Internet Shakespeare Editions

introductoryEssays

6.2. Introductory essays

6.2.1. A textual introduction

This essay will permit you to explain and justify your general editorial approach to the text, and to discuss salient major points of contention. You may choose to explore particular cruxes in independent appendices, linked both to this essay and to a level 2 note in the text itself.

6.2.2. A survey of critical approaches to the play

The survey should cover the critical reception to the play since its first performance to the present day. Where it is possible for you to assemble an anthology of critical materials (see below), the items in it should be linked to the survey.

6.2.3. A stage history

Like the critical survey, the stage history of the play should cover the period from its first performance to the present. For some plays there is an embarrassment of riches; you should select representative performances to illustrate general tendencies in the earlier periods, and the most influential or controversial in more recent times. Your discussion of the history of performance will be a good opportunity for you to include graphic materials, where copyright can be obtained, and perhaps some video clips.

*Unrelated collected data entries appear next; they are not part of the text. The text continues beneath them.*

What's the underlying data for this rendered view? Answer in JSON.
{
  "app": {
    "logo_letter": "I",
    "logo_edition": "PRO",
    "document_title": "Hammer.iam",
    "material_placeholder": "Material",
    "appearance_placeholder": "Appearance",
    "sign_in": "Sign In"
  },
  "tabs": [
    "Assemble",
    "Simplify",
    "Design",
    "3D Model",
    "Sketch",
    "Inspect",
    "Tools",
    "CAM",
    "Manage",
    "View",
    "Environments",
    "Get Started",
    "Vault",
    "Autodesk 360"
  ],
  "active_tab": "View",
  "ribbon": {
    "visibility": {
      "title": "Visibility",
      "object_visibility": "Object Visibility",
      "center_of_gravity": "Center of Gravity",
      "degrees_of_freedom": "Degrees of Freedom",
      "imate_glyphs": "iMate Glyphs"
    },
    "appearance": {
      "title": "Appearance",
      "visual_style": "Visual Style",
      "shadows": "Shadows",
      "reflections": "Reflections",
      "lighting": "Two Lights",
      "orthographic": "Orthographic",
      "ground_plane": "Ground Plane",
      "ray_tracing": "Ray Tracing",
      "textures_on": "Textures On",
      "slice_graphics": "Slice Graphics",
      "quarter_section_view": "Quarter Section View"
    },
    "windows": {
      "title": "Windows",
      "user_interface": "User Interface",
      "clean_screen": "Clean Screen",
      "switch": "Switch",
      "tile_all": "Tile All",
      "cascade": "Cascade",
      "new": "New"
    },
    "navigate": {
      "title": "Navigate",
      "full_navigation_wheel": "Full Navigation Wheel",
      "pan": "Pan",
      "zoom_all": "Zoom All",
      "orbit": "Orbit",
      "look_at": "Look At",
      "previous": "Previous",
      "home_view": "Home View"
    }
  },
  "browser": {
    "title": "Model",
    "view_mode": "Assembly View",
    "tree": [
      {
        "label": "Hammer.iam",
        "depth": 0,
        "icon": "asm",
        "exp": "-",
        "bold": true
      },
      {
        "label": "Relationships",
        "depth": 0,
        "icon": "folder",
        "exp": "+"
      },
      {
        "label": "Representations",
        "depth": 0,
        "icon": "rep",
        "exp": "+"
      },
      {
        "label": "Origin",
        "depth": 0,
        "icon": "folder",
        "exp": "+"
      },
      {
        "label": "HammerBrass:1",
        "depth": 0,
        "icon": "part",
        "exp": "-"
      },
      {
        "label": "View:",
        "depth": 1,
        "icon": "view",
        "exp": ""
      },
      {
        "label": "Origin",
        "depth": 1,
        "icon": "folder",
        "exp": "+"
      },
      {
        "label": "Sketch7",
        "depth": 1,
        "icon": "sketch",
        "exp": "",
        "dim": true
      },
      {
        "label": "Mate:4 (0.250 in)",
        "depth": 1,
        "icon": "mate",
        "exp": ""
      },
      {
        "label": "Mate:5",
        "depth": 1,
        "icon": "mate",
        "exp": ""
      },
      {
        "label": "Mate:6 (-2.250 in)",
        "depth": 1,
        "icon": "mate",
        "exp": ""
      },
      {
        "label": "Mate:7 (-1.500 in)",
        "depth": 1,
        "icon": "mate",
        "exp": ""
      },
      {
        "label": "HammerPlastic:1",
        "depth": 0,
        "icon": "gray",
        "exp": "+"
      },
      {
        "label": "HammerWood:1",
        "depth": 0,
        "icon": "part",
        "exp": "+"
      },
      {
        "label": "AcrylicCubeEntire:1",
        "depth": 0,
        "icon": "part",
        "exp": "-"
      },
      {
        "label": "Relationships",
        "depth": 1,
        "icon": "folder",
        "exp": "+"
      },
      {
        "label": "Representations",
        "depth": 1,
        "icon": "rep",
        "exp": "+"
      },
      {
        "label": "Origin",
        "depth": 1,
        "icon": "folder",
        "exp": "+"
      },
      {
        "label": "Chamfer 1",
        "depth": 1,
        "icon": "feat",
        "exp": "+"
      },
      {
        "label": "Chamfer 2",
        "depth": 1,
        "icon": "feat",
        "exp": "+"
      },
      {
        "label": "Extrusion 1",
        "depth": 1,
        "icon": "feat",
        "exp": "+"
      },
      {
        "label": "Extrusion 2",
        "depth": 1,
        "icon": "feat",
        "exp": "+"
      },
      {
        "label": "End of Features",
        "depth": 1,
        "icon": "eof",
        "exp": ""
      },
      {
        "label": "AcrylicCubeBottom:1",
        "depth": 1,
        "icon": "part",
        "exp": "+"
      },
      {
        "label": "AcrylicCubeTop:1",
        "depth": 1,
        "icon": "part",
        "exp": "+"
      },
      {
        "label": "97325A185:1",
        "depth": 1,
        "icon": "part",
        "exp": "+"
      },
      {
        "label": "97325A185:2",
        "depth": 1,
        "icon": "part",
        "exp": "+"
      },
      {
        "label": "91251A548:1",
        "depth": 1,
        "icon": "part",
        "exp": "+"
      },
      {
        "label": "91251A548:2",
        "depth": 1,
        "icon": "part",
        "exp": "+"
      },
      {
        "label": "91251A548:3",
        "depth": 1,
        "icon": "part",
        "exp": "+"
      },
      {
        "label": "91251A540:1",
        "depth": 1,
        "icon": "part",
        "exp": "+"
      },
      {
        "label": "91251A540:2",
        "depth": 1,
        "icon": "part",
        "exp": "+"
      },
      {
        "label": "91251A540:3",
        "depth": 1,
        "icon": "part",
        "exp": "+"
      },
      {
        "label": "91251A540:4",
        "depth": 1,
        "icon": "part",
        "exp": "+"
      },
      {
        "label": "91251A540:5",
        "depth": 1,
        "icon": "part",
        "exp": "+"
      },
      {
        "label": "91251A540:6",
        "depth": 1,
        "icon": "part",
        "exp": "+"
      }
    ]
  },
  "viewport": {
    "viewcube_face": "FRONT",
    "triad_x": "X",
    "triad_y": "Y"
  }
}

6.2.4. A critical discussion of the play

This will be your opportunity to bring the insight you have gathered from your study of the play to a wider audience. Like the other essays in the edition, the critical discussion should be structured to use the medium of hypertext effectively.

6.2.5. A discussion of computer analyses of the play

This section of the edition is optional, or can be contributed by a scholar who specializes in the subject.

6.2.6. The Broadview Introduction

The separate Web essays enumerated above will be reorganized and edited into an introduction of 30-50 book pages (approx 13,500-22,500 words); the main focus should be on critical approaches to the play, your own critical discussion, and the stage history.